These are trying times. Canada Geese are nesting on our docks, in our planter boxes and on occasion on our rooftops. It can be particularly unnerving to be walking down the dock—lost in thought—only to be jolted to attention by the sudden hiss of a Canada goose. Rumors abound, which—even if half of them are true—provide us with more than enough cautionary tales. On East Pier, one clutch (situated half-way down the dock) fell prey to raccoons, while a 2nd attempt—in the same location—was destroyed by people. The geese have moved down to a planter box at the end of the dock, where they are less likely to be disturbed, and there is good reason they might be successful on their 3rd try. If we give them the wide berth they need.
We’ve heard of similar situations over on West Pier, where another nest in a planter box (also inopportunely located midway along the dock) was destroyed. As much as we might sympathize with the desire to take action, we’d like to highlight that it is illegal to disrupt or destroy migratory bird’s nests, or to otherwise mess with the young offspring. Please tell your neighbors and please ask tourists (who very likely are unaware of these regulations) to maintain a respectful distance. Despite the “Do Not Walk on the Grass” signs posted on Kappas Green, or the occasionally soggy nature of the Green itself, that may be your only option if the geese are on the gravel path.
Regulations: Almost all birds, including their nests and eggs native to the United States are protected under the Migratory Bird Treaty Act (MBTA).

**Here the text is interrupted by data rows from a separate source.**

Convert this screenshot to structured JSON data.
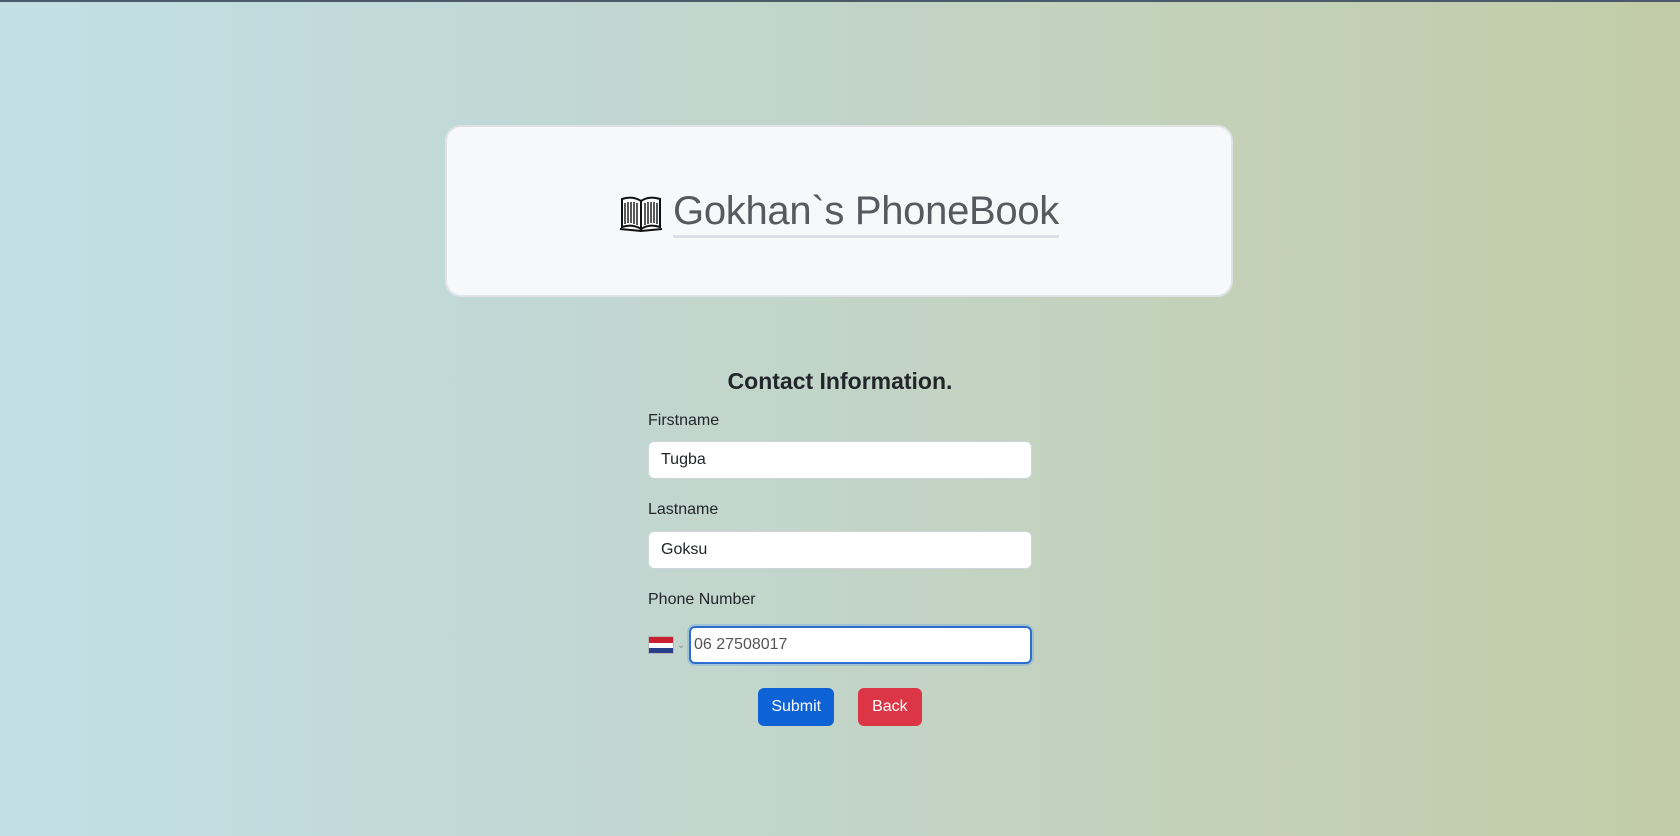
{
  "header": {
    "icon": "book-icon",
    "title": "Gokhan`s PhoneBook"
  },
  "form": {
    "heading": "Contact Information.",
    "firstname": {
      "label": "Firstname",
      "value": "Tugba"
    },
    "lastname": {
      "label": "Lastname",
      "value": "Goksu"
    },
    "phone": {
      "label": "Phone Number",
      "country_flag": "netherlands-flag-icon",
      "value": "06 27508017"
    },
    "submit_label": "Submit",
    "back_label": "Back"
  },
  "colors": {
    "primary": "#0d62d6",
    "danger": "#dc3545",
    "focus_border": "#2d6dcc"
  }
}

Nesting: Nests can be large mounds, or depressions, of vegetation—lined with down. The nest is usually located within sight of water—4 to 7 white eggs make up a typical clutch—and the incubation is done solely by the female. The gander (male) zealously guards the nest and will attack any intruders. Incubation takes 25 to 30 days and the goslings are led to water within a day after hatching. The goslings then stay with the parents until the following spring.